鍾凡之猶豫了一下,問著副考官張繡:“你覺得如何?”
張繡蹙眉:“這文章才華十足,但銳氣太重,看來是個年輕人,將來恐犯天怒,如果沒有,恐怕是良相。”
蓋景勝也點評著:“的確這樣,你們看他的文章,總覺得鋒芒太露了,這是才氣太足的原因,得挫磨一下性子……”
說著,三人面面相覷,都不由苦笑。
而有幾個考官,已經給這卷子上畫了圈。
有人試圖看出這是何人的文章,但因都是抄錄了送到手裡,並不能從字跡上辨出是誰。
這十八房考官中,亦有三王的人,但因著對這次會試,三王都沒有下達必要達成的任務,裡面的幾人,也都並不一定非要揪出所謂舉子蘇子籍來。
“王爺只是說,順其自然,能發現蘇子籍的卷子,看情況可令其不中。

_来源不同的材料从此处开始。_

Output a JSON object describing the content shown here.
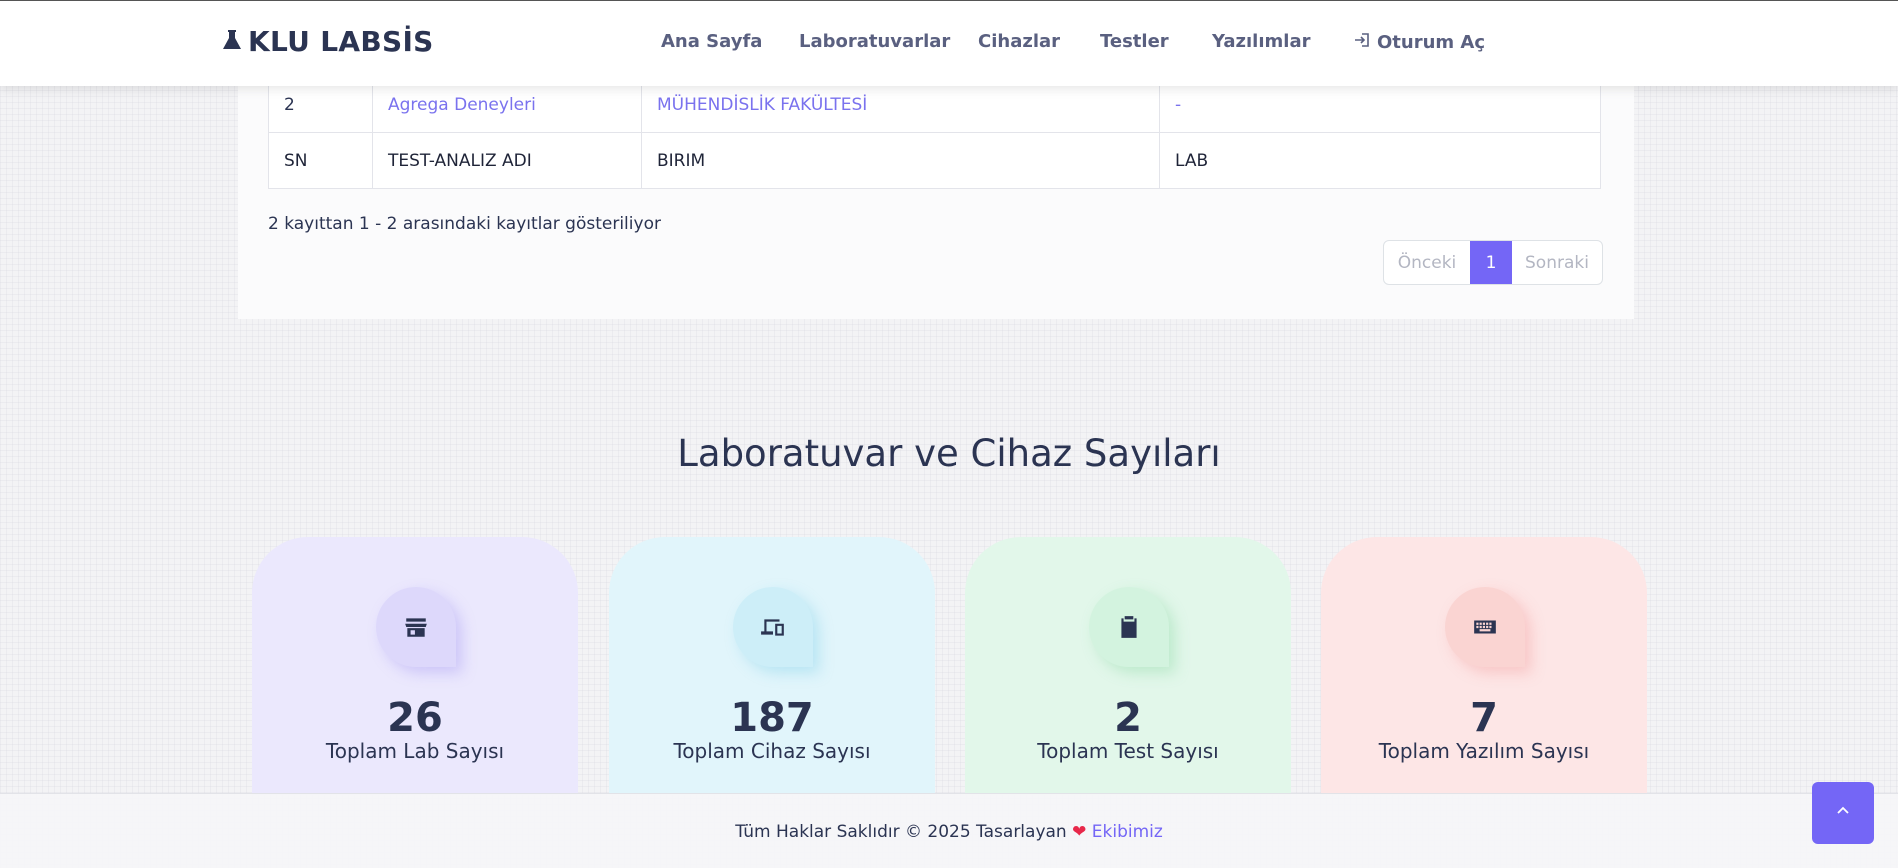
{
  "header": {
    "brand": "KLU LABSİS",
    "nav": [
      {
        "label": "Ana Sayfa"
      },
      {
        "label": "Laboratuvarlar"
      },
      {
        "label": "Cihazlar"
      },
      {
        "label": "Testler"
      },
      {
        "label": "Yazılımlar"
      },
      {
        "label": "Oturum Aç",
        "icon": "login-icon"
      }
    ]
  },
  "table": {
    "rows": [
      {
        "sn": "2",
        "name": "Agrega Deneyleri",
        "unit": "MÜHENDİSLİK FAKÜLTESİ",
        "lab": "-"
      }
    ],
    "footer": {
      "sn": "SN",
      "name": "TEST-ANALIZ ADI",
      "unit": "BIRIM",
      "lab": "LAB"
    },
    "info": "2 kayıttan 1 - 2 arasındaki kayıtlar gösteriliyor",
    "pagination": {
      "prev": "Önceki",
      "current": "1",
      "next": "Sonraki"
    }
  },
  "stats": {
    "title": "Laboratuvar ve Cihaz Sayıları",
    "items": [
      {
        "value": "26",
        "label": "Toplam Lab Sayısı",
        "icon": "store-icon",
        "color": "#ebe8fd"
      },
      {
        "value": "187",
        "label": "Toplam Cihaz Sayısı",
        "icon": "devices-icon",
        "color": "#e1f5fb"
      },
      {
        "value": "2",
        "label": "Toplam Test Sayısı",
        "icon": "clipboard-icon",
        "color": "#e2f7ea"
      },
      {
        "value": "7",
        "label": "Toplam Yazılım Sayısı",
        "icon": "keyboard-icon",
        "color": "#fde6e6"
      }
    ]
  },
  "footer": {
    "text": "Tüm Haklar Saklıdır © 2025 Tasarlayan",
    "link": "Ekibimiz"
  },
  "colors": {
    "accent": "#7466f6",
    "text": "#2b3452",
    "heart": "#e8284a"
  }
}
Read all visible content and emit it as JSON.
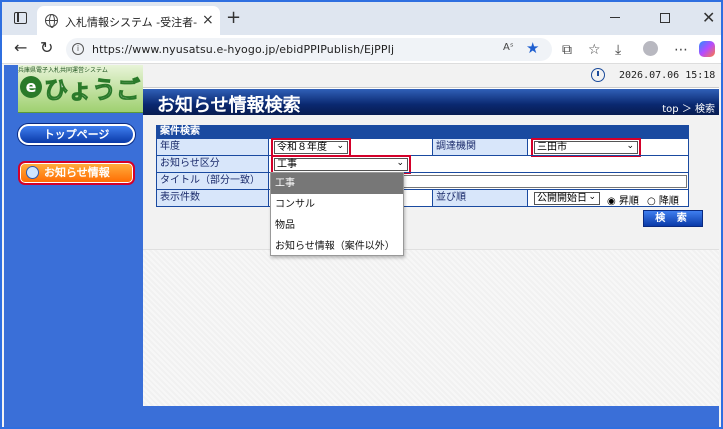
{
  "browser": {
    "tab_title": "入札情報システム -受注者-",
    "tab_close": "×",
    "new_tab": "+",
    "url": "https://www.nyusatsu.e-hyogo.jp/ebidPPIPublish/EjPPIj",
    "read_aloud": "Aˢ",
    "min_label": "",
    "close_label": "✕"
  },
  "site": {
    "logo_small": "兵庫県電子入札共同運営システム",
    "logo_e": "e",
    "logo_main": "ひょうご",
    "datetime": "2026.07.06 15:18"
  },
  "nav": {
    "top_button": "トップページ",
    "info_button": "お知らせ情報"
  },
  "page": {
    "title": "お知らせ情報検索",
    "breadcrumb": "top ＞ 検索"
  },
  "form": {
    "section_title": "案件検索",
    "year_label": "年度",
    "year_value": "令和８年度",
    "agency_label": "調達機関",
    "agency_value": "三田市",
    "category_label": "お知らせ区分",
    "category_value": "工事",
    "title_label": "タイトル（部分一致）",
    "title_value": "",
    "count_label": "表示件数",
    "order_label": "並び順",
    "order_value": "公開開始日",
    "asc_label": "昇順",
    "desc_label": "降順",
    "search_button": "検 索"
  },
  "dropdown": {
    "options": [
      "工事",
      "コンサル",
      "物品",
      "お知らせ情報（案件以外）"
    ],
    "selected_index": 0
  },
  "colors": {
    "accent": "#1a4aa0",
    "highlight": "#d4002a",
    "info_button": "#ff8a1a"
  }
}
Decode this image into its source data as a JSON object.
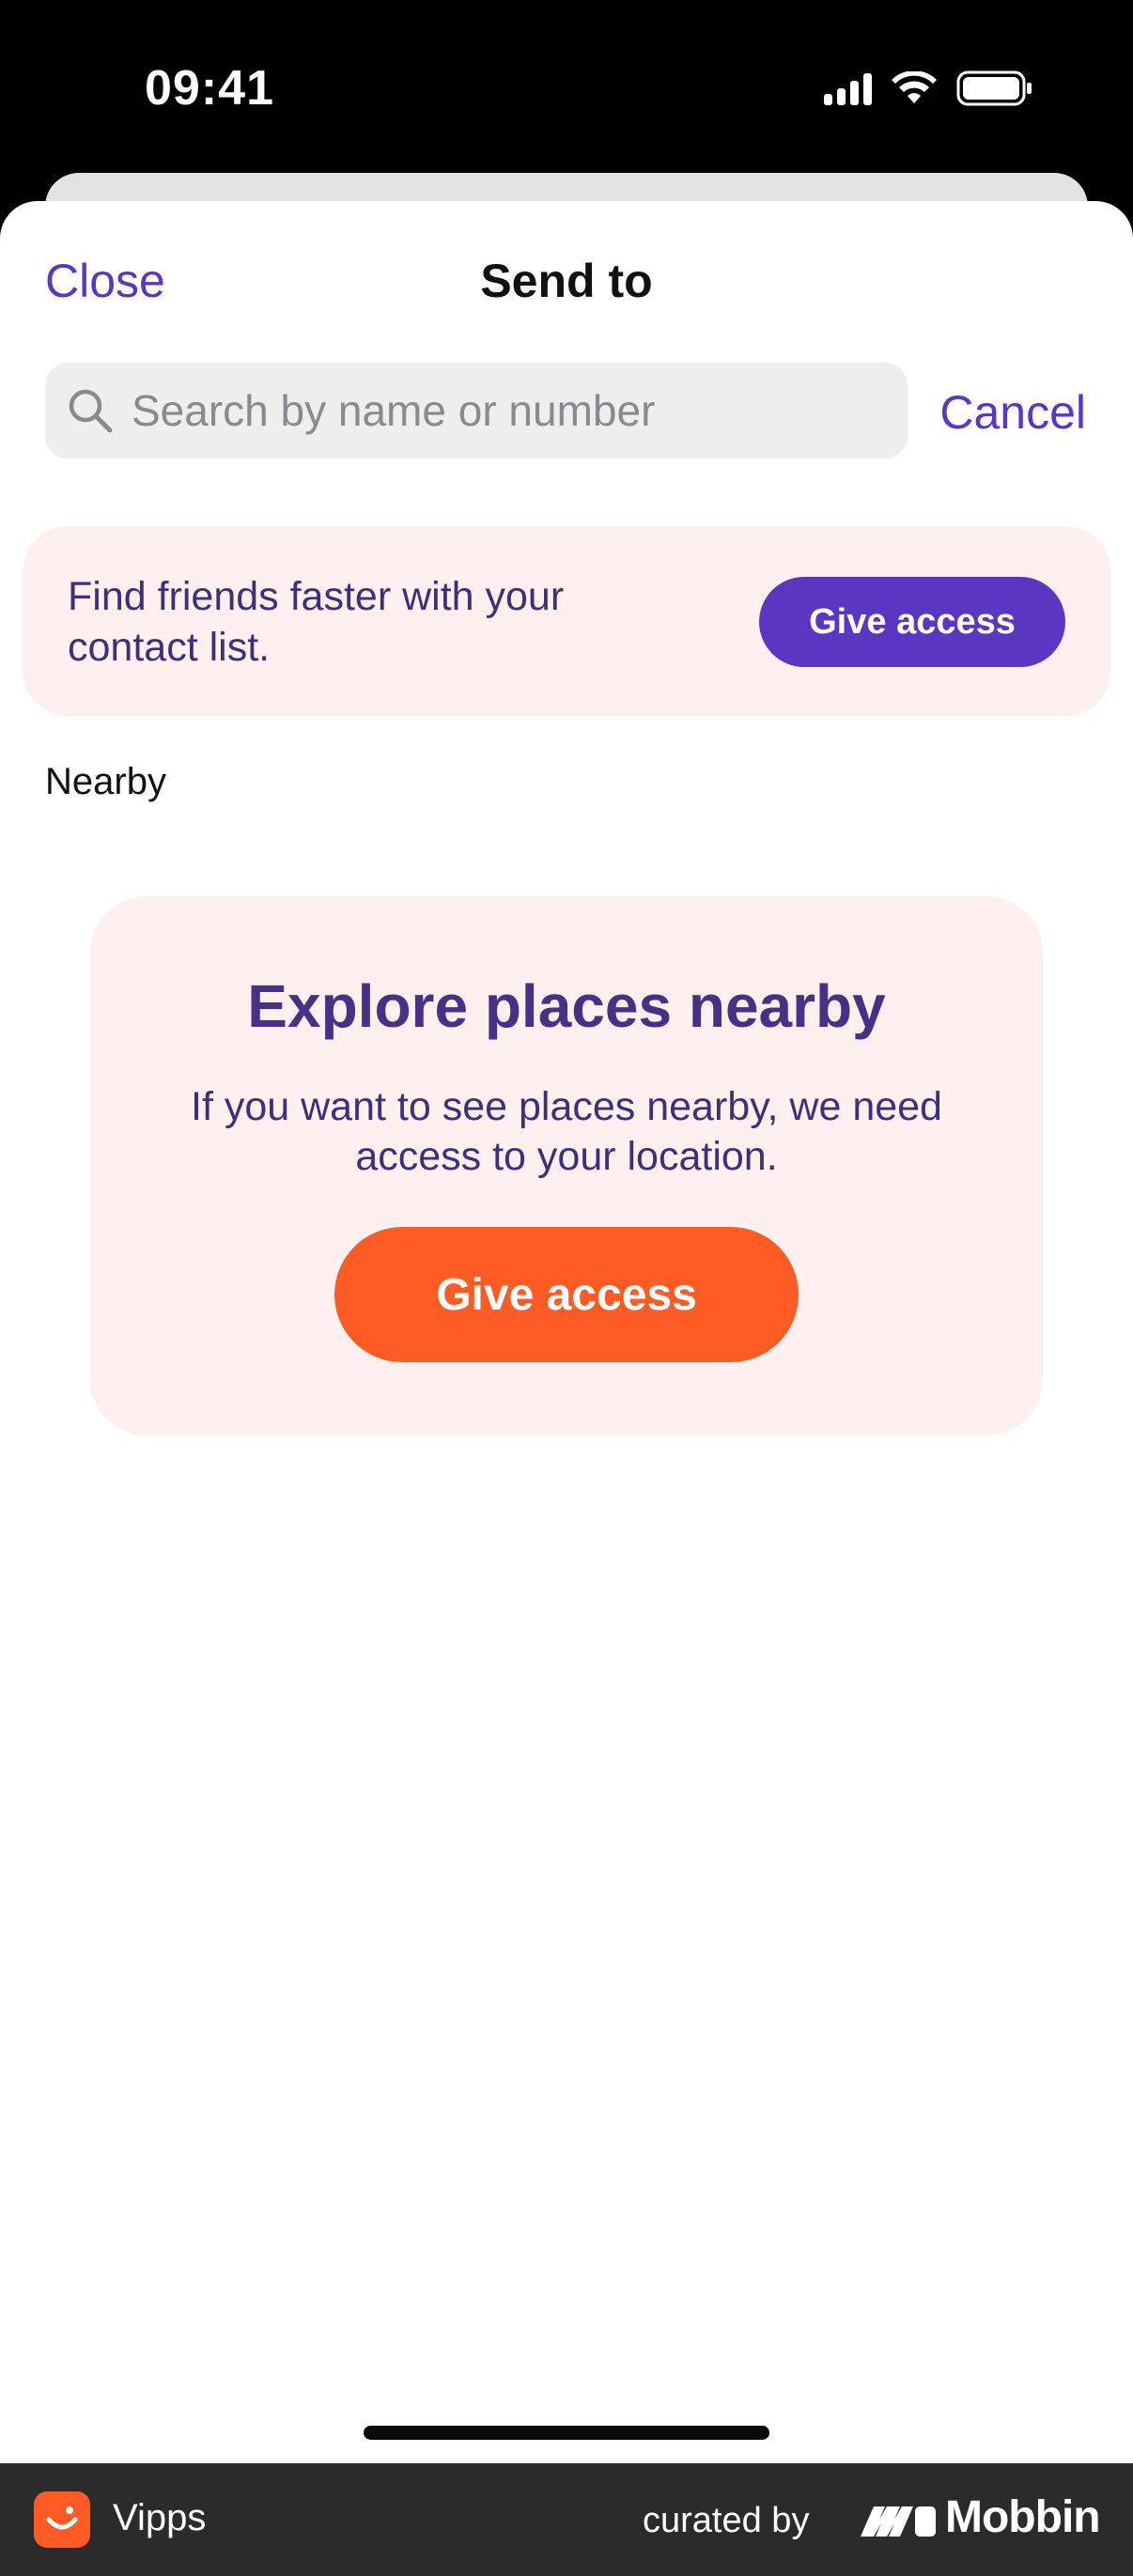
{
  "status_bar": {
    "time": "09:41"
  },
  "nav": {
    "close": "Close",
    "title": "Send to"
  },
  "search": {
    "placeholder": "Search by name or number",
    "cancel": "Cancel"
  },
  "contacts_banner": {
    "text": "Find friends faster with your contact list.",
    "button": "Give access"
  },
  "nearby": {
    "label": "Nearby",
    "card_title": "Explore places nearby",
    "card_text": "If you want to see places nearby, we need access to your location.",
    "button": "Give access"
  },
  "footer": {
    "app_name": "Vipps",
    "curated_by": "curated by",
    "brand": "Mobbin"
  },
  "colors": {
    "accent_purple": "#5a36c2",
    "brand_orange": "#ff5b24",
    "banner_bg": "#fdf0ef",
    "heading_purple": "#4a2f86"
  }
}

”
“發現不了,也不必在意。”
“這卷子這樣出色,真是蘇子籍,怕也難以令其不中,倒不如裝聾作啞,只做不知。”
不得不說,剛才警告,還是有點效果。
見眾人面色各異,卻都沒有反對,主考官鍾凡之亦是暗想:“我與眾人意見不同,本是一片愛才,可這文章實在太佳了,要是阻擋,怕反要落得一個嫉賢妒能的惡名,罷了,都同意,我何不也順水推舟?只是這文章,還是才氣鋒芒太露呀!”
“不過就算是陛下,也不會因肺腑之言,就直接無視了才學。”
想到這裡,鍾凡之也提筆,在卷子上面畫了個圈,不由一嘆:“也不知道是提拔了他,還是害了他。”